This brief post uses the neologism ‘labor clouds.’:
It turns out that John’s new company NewCo is using Work Market to create and manage a labor cloud of writers and editors to create a new publication. Some of these writers and editors are full time employees, some are contractors, some are true freelancers. In the “labor cloud” model, you manage all of the labor you need to get something done in a single platform instead of three (or four, or five, or six).
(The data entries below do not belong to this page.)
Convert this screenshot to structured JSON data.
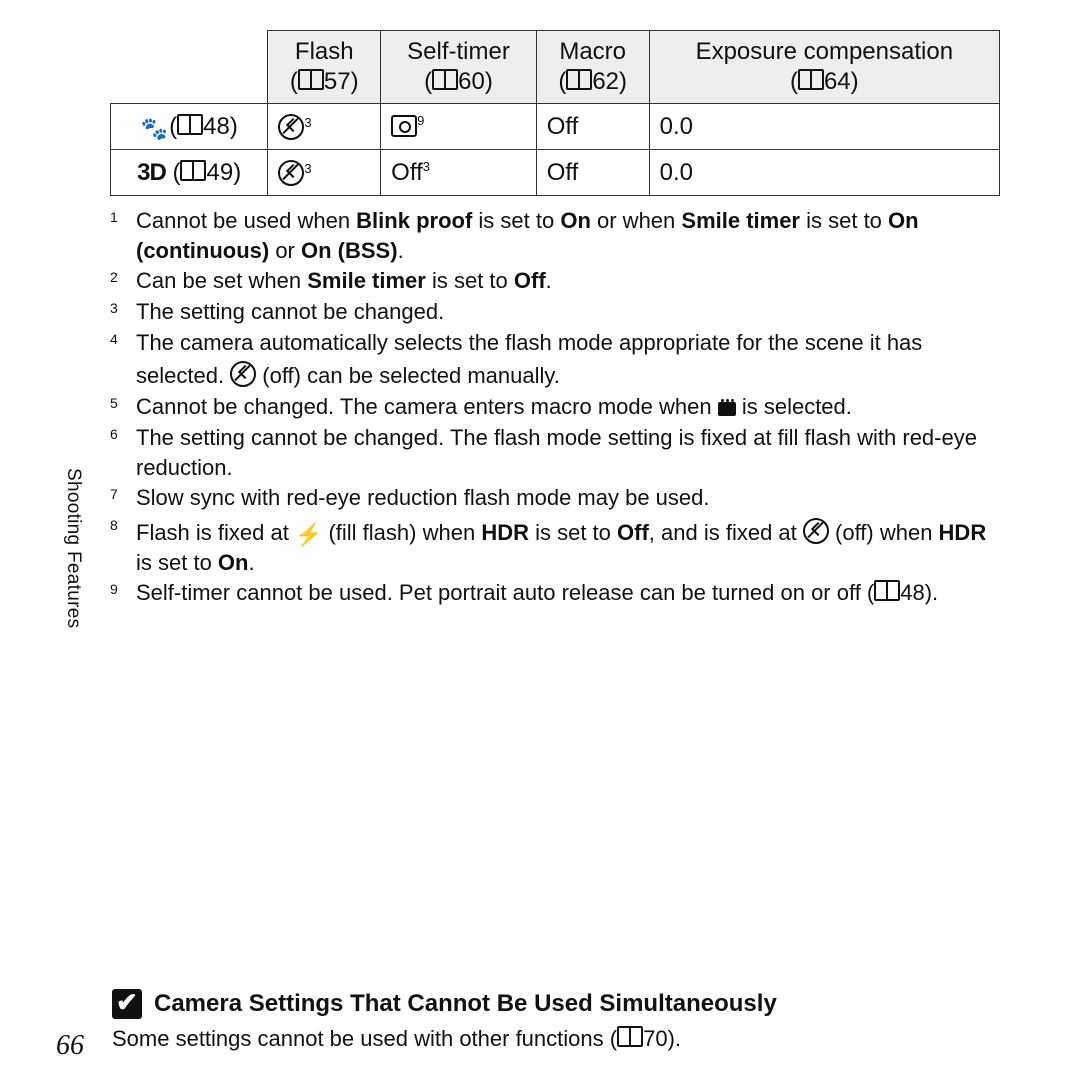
{
  "table": {
    "headers": [
      {
        "label": "Flash",
        "pageRef": "57"
      },
      {
        "label": "Self-timer",
        "pageRef": "60"
      },
      {
        "label": "Macro",
        "pageRef": "62"
      },
      {
        "label": "Exposure compensation",
        "pageRef": "64"
      }
    ],
    "rows": [
      {
        "modeIcon": "pet-portrait-icon",
        "modePageRef": "48",
        "flashIcon": "flash-off-icon",
        "flashSup": "3",
        "selfTimerIcon": "pet-release-icon",
        "selfTimerSup": "9",
        "macro": "Off",
        "exposure": "0.0"
      },
      {
        "modeLabel": "3D",
        "modePageRef": "49",
        "flashIcon": "flash-off-icon",
        "flashSup": "3",
        "selfTimerText": "Off",
        "selfTimerSup": "3",
        "macro": "Off",
        "exposure": "0.0"
      }
    ]
  },
  "notes": [
    {
      "n": "1",
      "parts": [
        {
          "t": "Cannot be used when "
        },
        {
          "b": "Blink proof"
        },
        {
          "t": " is set to "
        },
        {
          "b": "On"
        },
        {
          "t": " or when "
        },
        {
          "b": "Smile timer"
        },
        {
          "t": " is set to "
        },
        {
          "b": "On (continuous)"
        },
        {
          "t": " or "
        },
        {
          "b": "On (BSS)"
        },
        {
          "t": "."
        }
      ]
    },
    {
      "n": "2",
      "parts": [
        {
          "t": "Can be set when "
        },
        {
          "b": "Smile timer"
        },
        {
          "t": " is set to "
        },
        {
          "b": "Off"
        },
        {
          "t": "."
        }
      ]
    },
    {
      "n": "3",
      "parts": [
        {
          "t": "The setting cannot be changed."
        }
      ]
    },
    {
      "n": "4",
      "parts": [
        {
          "t": "The camera automatically selects the flash mode appropriate for the scene it has selected. "
        },
        {
          "icon": "flash-off-icon"
        },
        {
          "t": " (off) can be selected manually."
        }
      ]
    },
    {
      "n": "5",
      "parts": [
        {
          "t": "Cannot be changed. The camera enters macro mode when "
        },
        {
          "icon": "closeup-icon"
        },
        {
          "t": " is selected."
        }
      ]
    },
    {
      "n": "6",
      "parts": [
        {
          "t": "The setting cannot be changed. The flash mode setting is fixed at fill flash with red-eye reduction."
        }
      ]
    },
    {
      "n": "7",
      "parts": [
        {
          "t": "Slow sync with red-eye reduction flash mode may be used."
        }
      ]
    },
    {
      "n": "8",
      "parts": [
        {
          "t": "Flash is fixed at "
        },
        {
          "icon": "fill-flash-icon"
        },
        {
          "t": " (fill flash) when "
        },
        {
          "b": "HDR"
        },
        {
          "t": " is set to "
        },
        {
          "b": "Off"
        },
        {
          "t": ", and is fixed at "
        },
        {
          "icon": "flash-off-icon"
        },
        {
          "t": " (off) when "
        },
        {
          "b": "HDR"
        },
        {
          "t": " is set to "
        },
        {
          "b": "On"
        },
        {
          "t": "."
        }
      ]
    },
    {
      "n": "9",
      "parts": [
        {
          "t": "Self-timer cannot be used. Pet portrait auto release can be turned on or off ("
        },
        {
          "ref": "48"
        },
        {
          "t": ")."
        }
      ]
    }
  ],
  "sideLabel": "Shooting Features",
  "bottom": {
    "title": "Camera Settings That Cannot Be Used Simultaneously",
    "textBefore": "Some settings cannot be used with other functions (",
    "textRef": "70",
    "textAfter": ")."
  },
  "pageNumber": "66",
  "colors": {
    "headerBg": "#eeeeee",
    "border": "#333333",
    "text": "#111111",
    "bg": "#ffffff"
  }
}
You can find labor clouds in most mission organizations as well. On Friday, I wrote about one aspect of the nationals vs. expatriate discussion. The reality is, most mission organizations feature a “labor cloud” that is a mix of headquarters staff, roving consultants and experts, long-term expatriate workers, short-term teams, and nationals. To say that mission agencies “don’t send long-term workers and support nationals” (or vice-versa) is to ignore this reality. Beyond, my agency, is a mission-sending organization. We send long-term workers. But our workers are very much “in the background” on the field, concentrating on raising up nationals who have a heart for their people. We use the acronym “MAWL” (Model, Assist, Watch, Leave) as part of our operating philosophy, and we truly believe the national should take the lead while the expat never “teaches” anything that is not reproducible by nationals at every level. Do we support nationals? We don’t pay salaries. But in every non-salary sense of the word, yes, we do support nationals. We want to get as close to E-0 evangelism as possible, because through E-0 and E-1 movements spread rapidly through a people group, and then through E-2 and E-3 it jumps the boundaries. Put another way, labor clouds are just another aspect of “the whole church bringing the whole gospel to the whole world.”